Cuba: 25 Years After a Crime Moved by US Politics
Twenty-five years ago, Cuba was the victim of one of the most brutal crimes, motivated by the permanent policy of the United States to illegally promote immigration from Cuba to that northern country.
On January 9, 1992, a group of individuals tied the hands and murdered the young soldiers who guarded the boats for the recreation of the children at the nautical base of the Camp of Tarará.
The attackers were aimed to kidnap one of the boats to leave the country and take advantage of the benefits provided by the Cuban Adjustment Act, which since 1966 facilitates the illegal entry of Cubans into the United States, regardless of the routes and methods they use.

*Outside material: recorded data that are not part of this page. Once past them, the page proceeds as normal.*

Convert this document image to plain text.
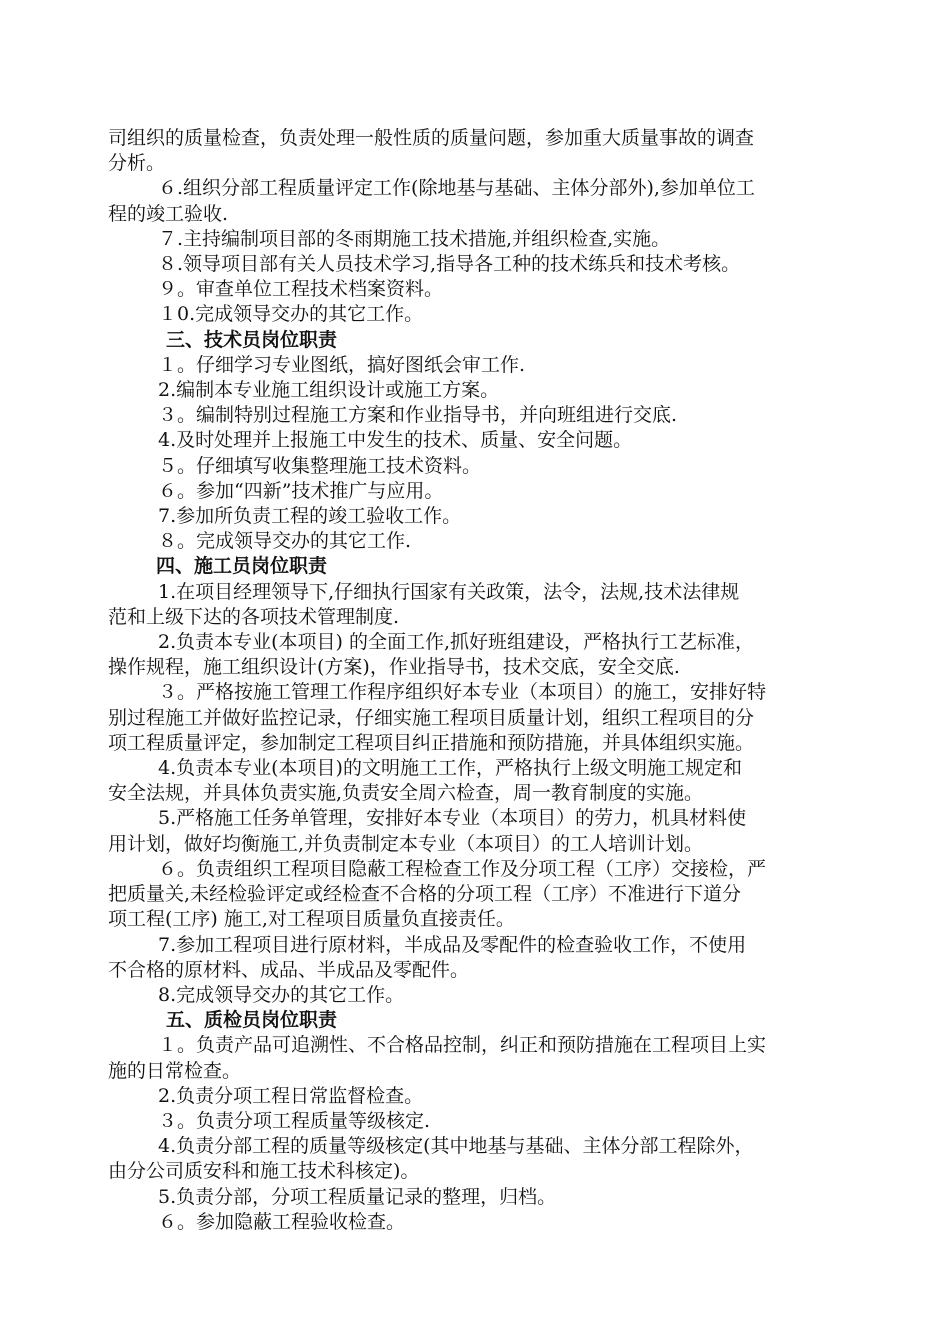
司组织的质量检查，负责处理一般性质的质量问题，参加重大质量事故的调查

分析。

６.组织分部工程质量评定工作(除地基与基础、主体分部外),参加单位工

程的竣工验收.

７.主持编制项目部的冬雨期施工技术措施,并组织检查,实施。

８.领导项目部有关人员技术学习,指导各工种的技术练兵和技术考核。

９。审查单位工程技术档案资料。

１0.完成领导交办的其它工作。

三、技术员岗位职责

１。仔细学习专业图纸，搞好图纸会审工作.

2.编制本专业施工组织设计或施工方案。

３。编制特别过程施工方案和作业指导书，并向班组进行交底.

4.及时处理并上报施工中发生的技术、质量、安全问题。

５。仔细填写收集整理施工技术资料。

６。参加“四新”技术推广与应用。

7.参加所负责工程的竣工验收工作。

８。完成领导交办的其它工作.

四、施工员岗位职责

1.在项目经理领导下,仔细执行国家有关政策，法令，法规,技术法律规

范和上级下达的各项技术管理制度.

2.负责本专业(本项目) 的全面工作,抓好班组建设，严格执行工艺标准，

操作规程，施工组织设计(方案)，作业指导书，技术交底，安全交底.

３。严格按施工管理工作程序组织好本专业（本项目）的施工，安排好特

别过程施工并做好监控记录，仔细实施工程项目质量计划，组织工程项目的分

项工程质量评定，参加制定工程项目纠正措施和预防措施，并具体组织实施。

4.负责本专业(本项目)的文明施工工作，严格执行上级文明施工规定和

安全法规，并具体负责实施,负责安全周六检查，周一教育制度的实施。

5.严格施工任务单管理，安排好本专业（本项目）的劳力，机具材料使

用计划，做好均衡施工,并负责制定本专业（本项目）的工人培训计划。

６。负责组织工程项目隐蔽工程检查工作及分项工程（工序）交接检，严

把质量关,未经检验评定或经检查不合格的分项工程（工序）不准进行下道分

项工程(工序) 施工,对工程项目质量负直接责任。

7.参加工程项目进行原材料，半成品及零配件的检查验收工作，不使用

不合格的原材料、成品、半成品及零配件。

8.完成领导交办的其它工作。

五、质检员岗位职责

１。负责产品可追溯性、不合格品控制，纠正和预防措施在工程项目上实

施的日常检查。

2.负责分项工程日常监督检查。

３。负责分项工程质量等级核定.

4.负责分部工程的质量等级核定(其中地基与基础、主体分部工程除外，

由分公司质安科和施工技术科核定)。

5.负责分部，分项工程质量记录的整理，归档。

６。参加隐蔽工程验收检查。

Facing the impossibility of hijacking the boat, the assailants returned to the security checkpoint and assassinated the Third Sergeant Yuri Gómez, soldier Orosmán Dueñas, and the agent of the Corps of Surveillance and Protection Rafael Guevara.
In this event was also seriously wounded the First Sergeant Rolando Perez, who died days later in a hospital.

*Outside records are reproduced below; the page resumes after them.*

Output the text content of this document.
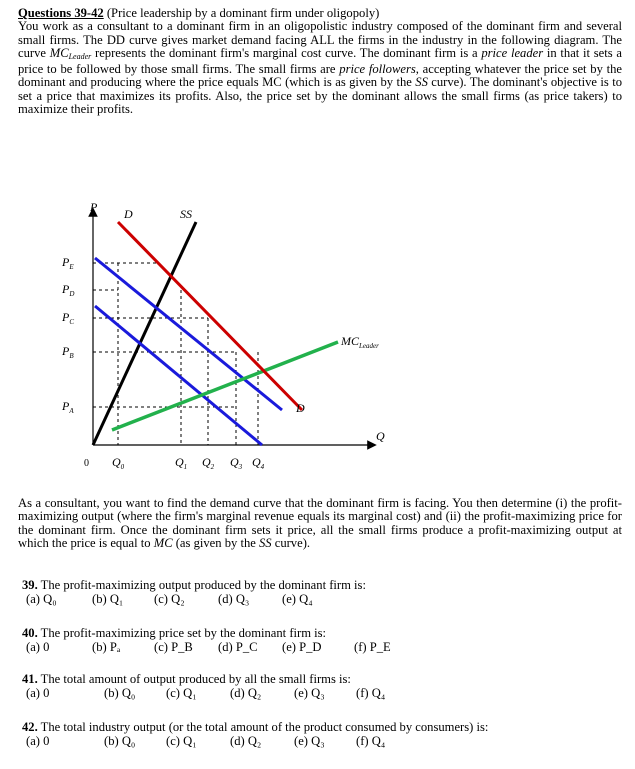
Questions 39-42 (Price leadership by a dominant firm under oligopoly)
You work as a consultant to a dominant firm in an oligopolistic industry composed of the dominant firm and several small firms. The DD curve gives market demand facing ALL the firms in the industry in the following diagram. The curve $MC_{Leader}$ represents the dominant firm's marginal cost curve. The dominant firm is a price leader in that it sets a price to be followed by those small firms. The small firms are price followers, accepting whatever the price set by the dominant and producing where the price equals MC (which is as given by the SS curve). The dominant's objective is to set a price that maximizes its profits. Also, the price set by the dominant allows the small firms (as price takers) to maximize their profits.
P
Q
0
D
D
SS
$MC_{Leader}$
$P_E$
$P_D$
$P_C$
$P_B$
$P_A$
$Q_0$	$Q_1$ $Q_2$ $Q_3$ $Q_4$
As a consultant, you want to find the demand curve that the dominant firm is facing. You then determine (i) the profit-maximizing output (where the firm's marginal revenue equals its marginal cost) and (ii) the profit-maximizing price for the dominant firm. Once the dominant firm sets it price, all the small firms produce a profit-maximizing output at which the price is equal to MC (as given by the SS curve).
39. The profit-maximizing output produced by the dominant firm is:
(a) Q₀	(b) Q₁ (c) Q₂	(d) Q₃	(e) Q₄
40. The profit-maximizing price set by the dominant firm is:
(a) 0	(b) Pₐ	(c) P_B (d) P_C (e) P_D	(f) P_E
41. The total amount of output produced by all the small firms is:
(a) 0	(b) Q₀ (c) Q₁	(d) Q₂	(e) Q₃ (f) Q₄
42. The total industry output (or the total amount of the product consumed by consumers) is:
(a) 0	(b) Q₀ (c) Q₁	(d) Q₂	(e) Q₃ (f) Q₄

Was precisely his denunciation a decisive element that, along with the joint action of the Ministry of the Interior and the population, made possible to capture the seven assailants and then to judge them by the Cuban courts.
Although the list of victims of these acts against Cuba is extensive, the United States persists with its hostile policy and increases the number of actions aimed at destabilizing the revolutionary process on the island.